Il commercio delle auto è uno dei più colpiti dai dazi americani. Secondo il WSJ il settore ha già perso 15 miliardi di fatturato

Da aprile l’Amministrazione Usa ha già incassato 75 miliardi di dazi in più rispetto al primo settembre del 2025. Il segretario al Tesoro, Scott Bessent, ha stimato che per la fine dell’anno ci saranno introiti maggiori pari a 300 miliardi di dollari, l’1% del Pil. La Svizzera, colpita da Trump con una supertassa del 39%, ha presentato una controproposta con un pacchetto del valore di diversi miliardi di euro nei settori in cui è leader mondiale e ha chiesto in cambio dazi universali al 10%. Sul fronte del confronto tra Usa e Cina, dopo le ritorsioni reciproche di inizio primavera, il 12 agosto terminerà il periodo di sospensione dei dazi al 34% ed i due Paesi sembrano intenzionati ad applicare una tassazione ad valorem del 10%.

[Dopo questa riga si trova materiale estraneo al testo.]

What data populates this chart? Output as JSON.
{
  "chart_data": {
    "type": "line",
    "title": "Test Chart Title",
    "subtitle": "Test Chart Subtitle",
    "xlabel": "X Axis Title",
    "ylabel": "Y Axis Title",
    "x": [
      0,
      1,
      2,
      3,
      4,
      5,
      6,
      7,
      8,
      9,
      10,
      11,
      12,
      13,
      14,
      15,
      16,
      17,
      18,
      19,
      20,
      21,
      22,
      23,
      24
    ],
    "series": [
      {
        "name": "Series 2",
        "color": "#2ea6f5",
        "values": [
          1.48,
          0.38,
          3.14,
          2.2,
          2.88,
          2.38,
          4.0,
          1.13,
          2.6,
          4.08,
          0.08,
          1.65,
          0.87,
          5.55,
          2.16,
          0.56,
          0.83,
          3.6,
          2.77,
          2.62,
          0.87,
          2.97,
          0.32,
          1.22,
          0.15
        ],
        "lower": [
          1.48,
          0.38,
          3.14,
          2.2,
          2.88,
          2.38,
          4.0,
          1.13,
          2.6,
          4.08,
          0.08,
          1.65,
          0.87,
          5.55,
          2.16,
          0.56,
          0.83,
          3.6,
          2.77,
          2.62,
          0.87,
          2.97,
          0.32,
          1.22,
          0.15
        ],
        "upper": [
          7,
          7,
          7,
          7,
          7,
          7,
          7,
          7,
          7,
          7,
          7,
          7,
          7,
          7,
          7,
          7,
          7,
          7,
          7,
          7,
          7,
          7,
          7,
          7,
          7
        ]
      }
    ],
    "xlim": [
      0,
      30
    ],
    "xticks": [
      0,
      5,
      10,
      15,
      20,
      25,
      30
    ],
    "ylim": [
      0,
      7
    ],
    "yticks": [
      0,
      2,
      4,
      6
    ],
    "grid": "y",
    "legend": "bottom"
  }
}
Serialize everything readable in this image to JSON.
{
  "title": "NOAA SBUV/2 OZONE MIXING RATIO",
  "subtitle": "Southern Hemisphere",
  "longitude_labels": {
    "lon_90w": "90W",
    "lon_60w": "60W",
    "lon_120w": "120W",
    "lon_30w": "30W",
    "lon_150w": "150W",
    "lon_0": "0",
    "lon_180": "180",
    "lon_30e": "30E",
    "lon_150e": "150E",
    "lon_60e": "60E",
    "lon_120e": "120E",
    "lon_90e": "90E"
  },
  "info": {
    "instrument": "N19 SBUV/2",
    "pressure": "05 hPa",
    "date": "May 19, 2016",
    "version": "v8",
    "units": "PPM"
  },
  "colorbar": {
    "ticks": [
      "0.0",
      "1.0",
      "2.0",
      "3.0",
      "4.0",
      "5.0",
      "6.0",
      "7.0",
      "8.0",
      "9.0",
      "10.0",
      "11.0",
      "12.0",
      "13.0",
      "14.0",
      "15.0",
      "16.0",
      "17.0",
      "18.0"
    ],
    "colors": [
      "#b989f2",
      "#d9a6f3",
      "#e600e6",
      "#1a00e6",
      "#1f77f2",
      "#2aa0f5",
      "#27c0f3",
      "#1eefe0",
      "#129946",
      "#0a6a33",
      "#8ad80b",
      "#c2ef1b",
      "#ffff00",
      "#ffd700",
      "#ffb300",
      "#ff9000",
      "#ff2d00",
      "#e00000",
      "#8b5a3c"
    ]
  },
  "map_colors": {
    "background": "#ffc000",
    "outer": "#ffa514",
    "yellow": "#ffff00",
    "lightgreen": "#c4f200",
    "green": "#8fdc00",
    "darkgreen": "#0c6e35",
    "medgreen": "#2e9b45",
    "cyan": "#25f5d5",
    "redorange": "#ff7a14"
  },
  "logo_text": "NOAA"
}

Il Dipartimento Usa delle dogane portuali ha serrato i controlli sugli arrivi di merci dai Paesi asiatici

Gli Usa hanno inoltre attivato una quota speciale per il commercio “trans-shipment” che colpisce al 40% esportazioni indirette, che cioè passino da nazioni terze per evitare tariffe più elevate. India e Brasile, con dazi al 50%, non sembrano intenzionate a cedere alle richieste americane. Il Paese Sudamericano si è rivolto all’Organizzazione mondiale del commercio chiedendo l’apertura di un procedimento in sede internazionale. Il presidente Lula vuole l’istituzione di un comitato arbitrale per valutare la legittimità delle tariffe imposte dagli Stati Uniti. L’India ha convocato un vertice del Brics per definire strategie comuni a tutela delle economie dei Paesi emergenti.